- Born: May 23, 1966 (age 59) London, England
- Genres: Classical
- Occupation: conductor
- Instrument: Viola

= Neil Thomson (conductor) =

Neil William Thomson (born 23 May 1966) is a British conductor and conducting professor.

Neil Thomson was born in London in 1966, and educated at Dulwich College. He then studied violin and viola at the Royal Academy of Music (1984–87) and conducting with Norman Del Mar at the Royal College of Music (1987–89). He was a member of the conducting class at Tanglewood Summer School in 1989 where his teachers included Gustav Meier, Seiji Ozawa, Kurt Sanderling and Leonard Bernstein.

Since March 2014 he has served as Principal Conductor and Artistic Director of the Philharmonic Orchestra of Goiás, Brazil.
In the UK he has conducted the London Symphony Orchestra, the London Philharmonic Orchestra, the Philharmonia, the Royal Philharmonic Orchestra, the Royal Liverpool Philharmonic, the Royal Scottish National Orchestra, the Hallé, the BBC Symphony Orchestra, the Ulster Orchestra and the Orchestra of Welsh National Opera.

Recent debuts include concerts with the São Paulo Symphony Orchestra, Brazilian Symphony Orchestra, Minas Gerais Philharmonic Orchestra, Yomiuri Nippon Symphony Orchestra, Tokyo Philharmonic, the Century Orchestra Osaka, the Kansai Philharmonic, the Lahti Sinfonia, the Romanian National Orchestra, the Britten Sinfonia, the Ulster Orchestra, the RTÉ Concert Orchestra, the Orchestra of Gothenburg Opera, Aarhus Symphony Orchestrathe Cork Concert Orchestra, and the Orchestra of Opera North.

He has performed with Sir James Galway, Dame Moura Lympany, Sir Thomas Allen, Dame Felicity Lott, Philip Langridge, Sarah Chang, Antônio Meneses, Steven Isserlis, Julian Lloyd Webber, David Geringas, Natalie Clein, Ittai Shapira, György Pauk, Brett Dean, Jean-Philippe Collard, Stephen Hough, Peter Jablonski, Jean-Louis Steuerman, Dame Evelyn Glennie and Sir Richard Rodney Bennett.

Recent collaborations include a Schumann Cello Concerto with Steven Isserlis, an opera gala with Danielle de Niese, a tour in Brazil with Antônio Meneses, Liszt Second Piano Concerto and Brahms Second Piano Concerto with Stephen Hough, the premiere of Joseph Phibbs's new Percussion Concerto with Dame Evelyn Glennie and a rare performance of the complete Incidental Music written by Frederick Delius for Flecker's drama Hassan at the Cheltenham Festival. He recently stepped in at three days' notice to replace Louis Langrée with the São Paulo Symphony Orchestra conducting works by Messiaen, Scriabin, Richard Strauss, Mozart and Tchaikovsky. This led to immediate re-invitations for 2017 and 2018 where he will be conducting two weeks in the subscription series in both years.

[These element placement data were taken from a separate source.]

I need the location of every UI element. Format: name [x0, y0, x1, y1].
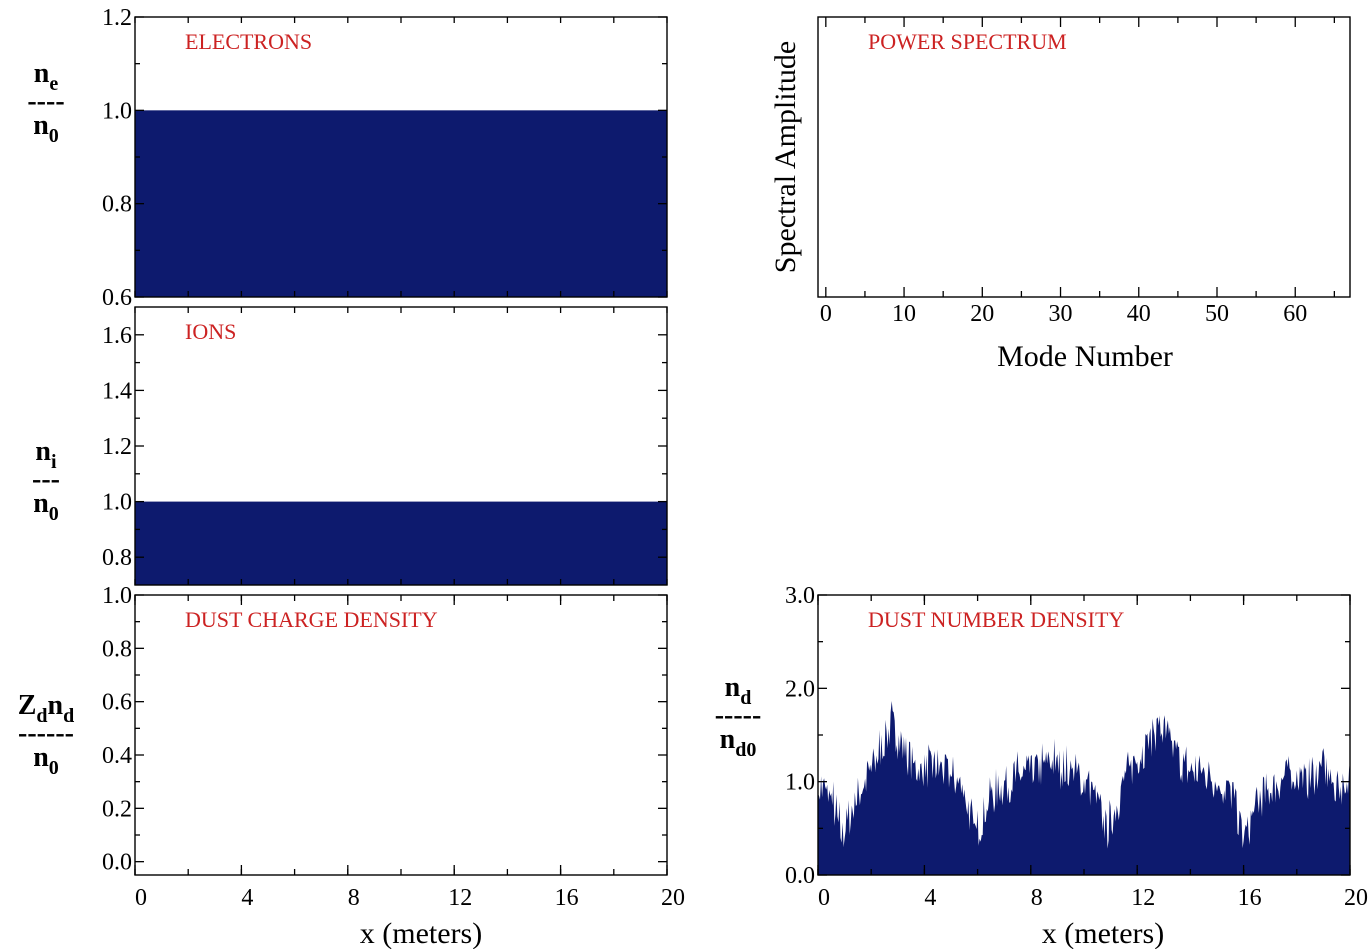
y-tick-label: 0.8: [102, 192, 132, 218]
dust-charge-x-axis-label: x (meters): [360, 917, 482, 949]
y-label-fraction-bar: ---: [32, 464, 60, 495]
dust-charge-ticks: 0.0 0.2 0.4 0.6 0.8 1.0 0 4 8 12 16 20: [102, 583, 685, 911]
y-tick-label: 0.4: [102, 743, 132, 769]
power-spectrum-panel: 0 10 20 30 40 50 60 POWER SPECTRUM Spectral Am…: [769, 16, 1351, 373]
y-label-denominator: n0: [33, 488, 59, 525]
y-tick-label: 3.0: [785, 583, 815, 609]
y-tick-label: 1.2: [102, 434, 132, 460]
dust-number-panel-label: DUST NUMBER DENSITY: [868, 607, 1124, 632]
y-tick-label: 0.8: [102, 636, 132, 662]
dust-number-ticks: 0.0 1.0 2.0 3.0 0 4 8 12 16 20: [785, 583, 1368, 911]
y-label-denominator: n0: [33, 110, 59, 147]
power-spectrum-y-axis-label: Spectral Amplitude: [769, 41, 802, 273]
dust-charge-panel: 0.0 0.2 0.4 0.6 0.8 1.0 0 4 8 12 16 20 DUST CHARGE …: [18, 583, 685, 949]
electrons-panel: 0.6 0.8 1.0 1.2 ELECTRONS ne----n0: [27, 5, 668, 311]
electrons-panel-label: ELECTRONS: [185, 29, 312, 54]
ions-panel: 0.8 1.0 1.2 1.4 1.6 IONS ni---n0: [32, 306, 668, 586]
dust-number-density-area: [818, 701, 1350, 875]
y-tick-label: 1.0: [102, 490, 132, 516]
y-tick-label: 1.0: [102, 98, 132, 124]
electrons-y-axis-label: ne----n0: [27, 58, 64, 147]
dust-number-y-axis-label: nd-----nd0: [715, 672, 762, 761]
dust-charge-plot-frame: [134, 594, 668, 876]
power-spectrum-x-axis-label: Mode Number: [997, 340, 1173, 373]
x-tick-label: 10: [892, 301, 916, 327]
x-tick-label: 20: [661, 885, 685, 911]
y-tick-label: 1.0: [102, 583, 132, 609]
power-spectrum-plot-frame: [817, 16, 1351, 298]
y-tick-label: 0.0: [785, 863, 815, 889]
power-spectrum-x-ticks: 0 10 20 30 40 50 60: [820, 17, 1336, 327]
power-spectrum-panel-label: POWER SPECTRUM: [868, 29, 1067, 54]
y-label-denominator: n0: [33, 742, 59, 779]
electrons-density-fill: [135, 110, 667, 297]
y-tick-label: 0.0: [102, 850, 132, 876]
x-tick-label: 8: [348, 885, 360, 911]
ions-panel-label: IONS: [185, 319, 236, 344]
y-tick-label: 2.0: [785, 676, 815, 702]
y-tick-label: 0.2: [102, 796, 132, 822]
y-label-fraction-bar: -----: [715, 700, 762, 731]
y-tick-label: 1.2: [102, 5, 132, 31]
x-tick-label: 4: [241, 885, 253, 911]
x-tick-label: 60: [1283, 301, 1307, 327]
ions-y-axis-label: ni---n0: [32, 436, 60, 525]
y-tick-label: 1.4: [102, 378, 132, 404]
x-tick-label: 16: [1238, 885, 1262, 911]
dust-charge-y-axis-label: Zdnd------n0: [18, 690, 75, 779]
y-label-numerator: nd: [725, 672, 752, 709]
ions-y-ticks: 0.8 1.0 1.2 1.4 1.6: [102, 307, 668, 585]
y-tick-label: 1.0: [785, 770, 815, 796]
y-label-numerator: ne: [34, 58, 59, 95]
x-tick-label: 0: [135, 885, 147, 911]
x-tick-label: 12: [1131, 885, 1155, 911]
y-label-fraction-bar: ------: [18, 718, 74, 749]
x-tick-label: 50: [1205, 301, 1229, 327]
y-label-fraction-bar: ----: [27, 86, 64, 117]
x-tick-label: 30: [1049, 301, 1073, 327]
dust-charge-panel-label: DUST CHARGE DENSITY: [185, 607, 438, 632]
y-tick-label: 0.6: [102, 285, 132, 311]
ions-density-fill: [135, 501, 667, 585]
x-tick-label: 12: [448, 885, 472, 911]
dust-number-x-axis-label: x (meters): [1042, 917, 1164, 949]
x-tick-label: 20: [970, 301, 994, 327]
y-tick-label: 1.6: [102, 323, 132, 349]
x-tick-label: 8: [1031, 885, 1043, 911]
y-label-denominator: nd0: [720, 724, 757, 761]
x-tick-label: 4: [924, 885, 936, 911]
y-label-numerator: Zdnd: [18, 690, 75, 727]
x-tick-label: 40: [1127, 301, 1151, 327]
y-tick-label: 0.6: [102, 690, 132, 716]
x-tick-label: 20: [1344, 885, 1368, 911]
electrons-y-ticks: 0.6 0.8 1.0 1.2: [102, 5, 668, 311]
y-label-numerator: ni: [35, 436, 57, 473]
x-tick-label: 0: [818, 885, 830, 911]
x-tick-label: 0: [820, 301, 832, 327]
dust-number-panel: 0.0 1.0 2.0 3.0 0 4 8 12 16 20 DUST NUMBER DENSIT…: [715, 583, 1368, 949]
y-tick-label: 0.8: [102, 545, 132, 571]
x-tick-label: 16: [555, 885, 579, 911]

Alongside his symphonic work he has developed a speciality for conducting films with live orchestra. He gave the premiere of the newly reconstructed score for Singin' in the Rain at the Royal Albert Hall in London in 2013. Other films include Psycho, Vertigo, Casablanca, The Wizard of Oz, Fantasia, Amadeus and Titanic.

Recordings include a disc of American contemporary violin concerti with Ittai Shapira and the Royal Liverpool Philharmonic Orchestra and two discs of orchestral music by César Guerra-Peixe with the Goias Philharmonic Orchestra. He is currently engaged on a project to record all 14 symphonies of Cláudio Santoro for Naxos with the OFG.

He has been a guest professor at the Mozarteum in Salzburg, the Krakow Academy of Music, the Conservatoire "Arrigo Boito" in Parma, the Lithuanian Academy of Music, the Campos do Jordao Festival and the Los Angeles Conducting Workshop.